車でおでかけすることが多い、地方ならではの視点といえそうです。
<長野県>
平成30年7月からヘルプマークの配布を開始。
普及活動としてテレビCMを作成し、令和元年7月から9月にかけて地上波にて放映しました。
CMは当事者が出演し、ありふれた日常生活のなかでヘルプマークの意味を訴える内容となっています。
また、ウェブサイトでは、県内の高等学校放送部が制作したPR動画も公開されており、普及活動の紹介も充実しています。

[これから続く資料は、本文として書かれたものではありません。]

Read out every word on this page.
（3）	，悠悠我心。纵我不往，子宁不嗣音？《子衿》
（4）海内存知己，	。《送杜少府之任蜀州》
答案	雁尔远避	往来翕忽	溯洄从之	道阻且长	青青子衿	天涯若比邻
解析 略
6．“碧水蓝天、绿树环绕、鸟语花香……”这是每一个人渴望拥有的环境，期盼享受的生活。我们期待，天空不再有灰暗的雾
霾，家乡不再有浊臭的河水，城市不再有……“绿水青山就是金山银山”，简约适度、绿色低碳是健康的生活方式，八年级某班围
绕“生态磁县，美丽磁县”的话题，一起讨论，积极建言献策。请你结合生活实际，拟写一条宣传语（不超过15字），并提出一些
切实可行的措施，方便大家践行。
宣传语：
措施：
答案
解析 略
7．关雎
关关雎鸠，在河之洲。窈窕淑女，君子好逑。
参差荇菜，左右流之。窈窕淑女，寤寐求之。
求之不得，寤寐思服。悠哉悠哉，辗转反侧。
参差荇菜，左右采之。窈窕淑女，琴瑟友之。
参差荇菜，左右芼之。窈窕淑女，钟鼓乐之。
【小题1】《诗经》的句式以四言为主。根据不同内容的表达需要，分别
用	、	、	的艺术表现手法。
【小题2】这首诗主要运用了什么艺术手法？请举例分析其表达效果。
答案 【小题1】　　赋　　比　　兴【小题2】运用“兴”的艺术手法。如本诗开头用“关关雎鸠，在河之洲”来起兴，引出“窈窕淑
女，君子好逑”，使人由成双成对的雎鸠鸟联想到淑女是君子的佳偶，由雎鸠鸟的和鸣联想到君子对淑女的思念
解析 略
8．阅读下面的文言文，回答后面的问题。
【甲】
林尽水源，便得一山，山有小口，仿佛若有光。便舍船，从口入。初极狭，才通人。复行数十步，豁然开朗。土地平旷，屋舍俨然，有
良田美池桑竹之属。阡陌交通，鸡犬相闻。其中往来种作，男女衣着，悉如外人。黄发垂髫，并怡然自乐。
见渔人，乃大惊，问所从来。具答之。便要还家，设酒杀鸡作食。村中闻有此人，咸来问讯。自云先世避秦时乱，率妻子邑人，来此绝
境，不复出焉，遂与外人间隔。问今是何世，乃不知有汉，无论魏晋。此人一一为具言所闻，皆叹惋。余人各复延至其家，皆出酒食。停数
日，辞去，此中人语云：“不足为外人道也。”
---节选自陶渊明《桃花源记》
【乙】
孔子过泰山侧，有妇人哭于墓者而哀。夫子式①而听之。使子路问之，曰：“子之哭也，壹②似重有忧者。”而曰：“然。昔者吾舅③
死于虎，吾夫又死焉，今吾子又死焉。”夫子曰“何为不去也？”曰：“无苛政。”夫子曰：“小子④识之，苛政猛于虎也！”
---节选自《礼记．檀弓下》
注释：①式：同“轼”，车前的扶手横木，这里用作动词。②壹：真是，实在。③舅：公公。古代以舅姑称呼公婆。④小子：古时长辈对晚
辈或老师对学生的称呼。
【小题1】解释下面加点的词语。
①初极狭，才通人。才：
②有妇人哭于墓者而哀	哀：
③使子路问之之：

長野県では、配布以前から「長野県ヘルプマーク普及協会」が活動をしており、団体の取り組みも積極的に行われています。
<兵庫県神戸市>
平成30年3月12日より、ヘルプマーク・ヘルプカードの配布を開始しました。
区役所や福祉センターなどでの配布を行っていましたが、平成31年3月からは配布場所を拡大。

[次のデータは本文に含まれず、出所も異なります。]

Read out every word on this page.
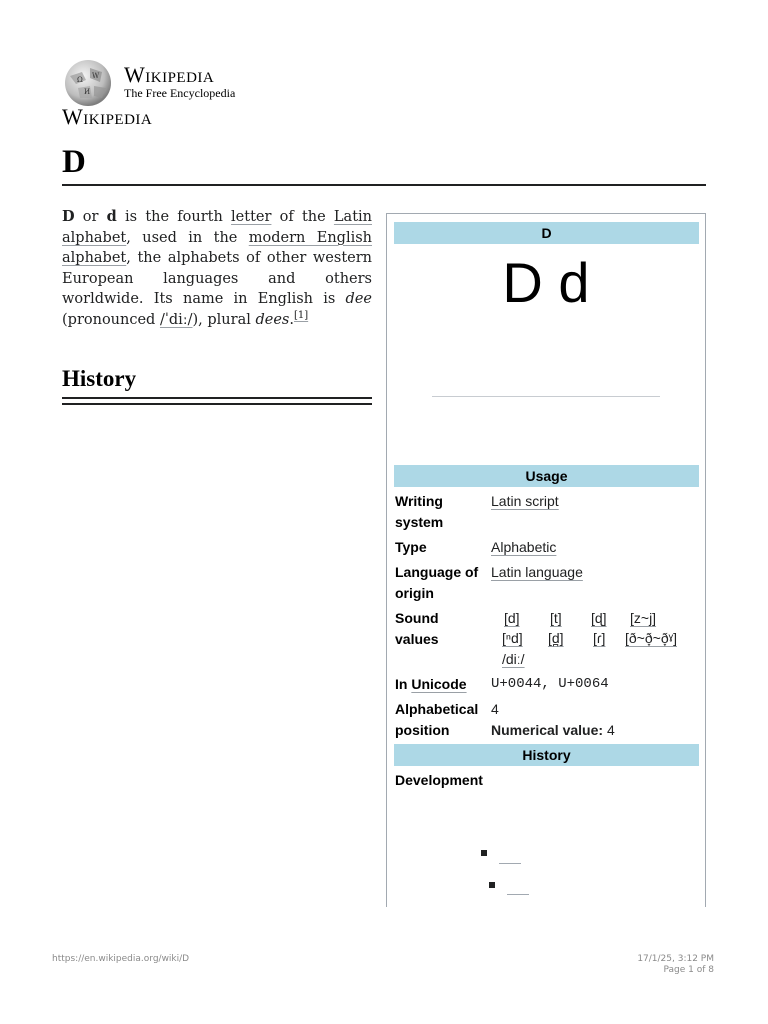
Ω W
И
Wikipedia
The Free Encyclopedia
Wikipedia
D

D or d is the fourth letter of the Latin alphabet, used in the modern English alphabet, the alphabets of other western European languages and others worldwide. Its name in English is dee (pronounced /ˈdiː/), plural dees.[1]

History
D
D d
Usage
Writing system
Latin script
Type	Alphabetic
Language of origin
Latin language
Sound values
[d] [t] [ɖ] [z~j]
[ⁿd] [d̪] [ɾ] [ð~ð̞~ð̞ˠ]
/diː/
In Unicode U+0044, U+0064
Alphabetical position
4
Numerical value: 4
History
Development
https://en.wikipedia.org/wiki/D	17/1/25, 3:12 PM
Page 1 of 8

地方で初めて、ヘルプマークを駅で配布する取り組みをはじめました。
区役所の窓口に比べ、駅はよく利用するし、気軽に立ち寄りやすいですよね。
駅でヘルプマークを受け取ることができるのは、嬉しいポイントといえます。
令和2年4月現在、神戸市の配布場所はこちら
・ 各区役所、支所 健康福祉課(保健福祉課)あんしんすこやか係
・ 西神中央出張所保健福祉サービス窓口
・ 障がい者福祉センター(総合福祉センター内)
・ 神戸市営地下鉄(西神・山手線、海岸線)各駅窓口
・ 市バス・地下鉄お客様サービスコーナー
・ 神戸市総合インフォメーションセンター
・ 障がい者地域生活支援センター、障がい者支援センター
東京都福祉保健局では、その他の自治体の取り組みも掲載しております。
ぜひ、ご覧ください。
障がい者グループホーム「わおん」の取り組み
株式会社アニスピホールディングスでは、援助や配慮を必要とする方々の環境づくりをサポートしたいという思いから、ヘルプマークとタイアップさせていただくことになりました。

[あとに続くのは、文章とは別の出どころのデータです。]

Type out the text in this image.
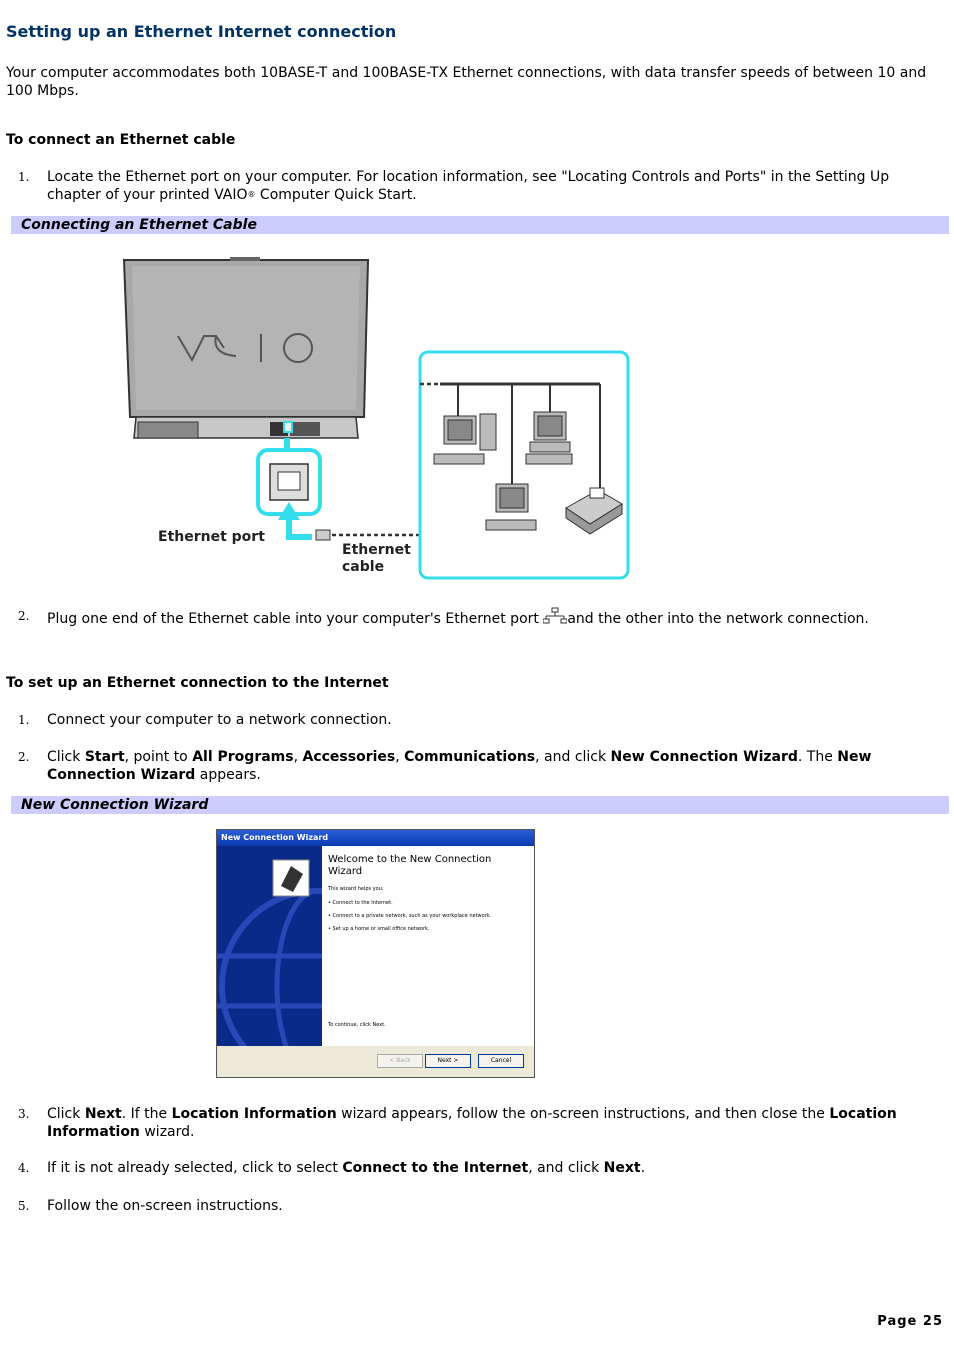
Setting up an Ethernet Internet connection
Your computer accommodates both 10BASE-T and 100BASE-TX Ethernet connections, with data transfer speeds of between 10 and 100 Mbps.
To connect an Ethernet cable
1. Locate the Ethernet port on your computer. For location information, see "Locating Controls and Ports" in the Setting Up chapter of your printed VAIO® Computer Quick Start.
Connecting an Ethernet Cable
Ethernet port
Ethernet
cable
2. Plug one end of the Ethernet cable into your computer's Ethernet port and the other into the network connection.
To set up an Ethernet connection to the Internet
1. Connect your computer to a network connection.
2. Click Start, point to All Programs, Accessories, Communications, and click New Connection Wizard. The New Connection Wizard appears.
New Connection Wizard
New Connection Wizard
Welcome to the New Connection Wizard
This wizard helps you:
• Connect to the Internet.
• Connect to a private network, such as your workplace network.
• Set up a home or small office network.
To continue, click Next.
< Back	Next >	Cancel
3. Click Next. If the Location Information wizard appears, follow the on-screen instructions, and then close the Location Information wizard.
4. If it is not already selected, click to select Connect to the Internet, and click Next.
5. Follow the on-screen instructions.
Page 25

都営浅草線の優先席エリアに、タイアップした広告ステッカーが掲出されています。
殺処分を救うためうまれた、ペット共生型グループホーム「わおん」を多くの方々に知っていただきたい。
そして、ヘルプマークの普及啓発に貢献したいと考えています。
掲出期間は2021年3月2日までとなっております。
ぜひ、チェックしてみてくださいね。
まとめ
いかがでしたでしょうか。
ヘルプマークの普及・利用は、見えない障がいへの理解につながります。
そして、それは「さまざまな人々が暮らしやすい社会」を実現することにつながります。
困ったことがあれば助け合う。
ヘルプマークは、人間関係で大切なことを思い出させてくれるやさしいマークなのです。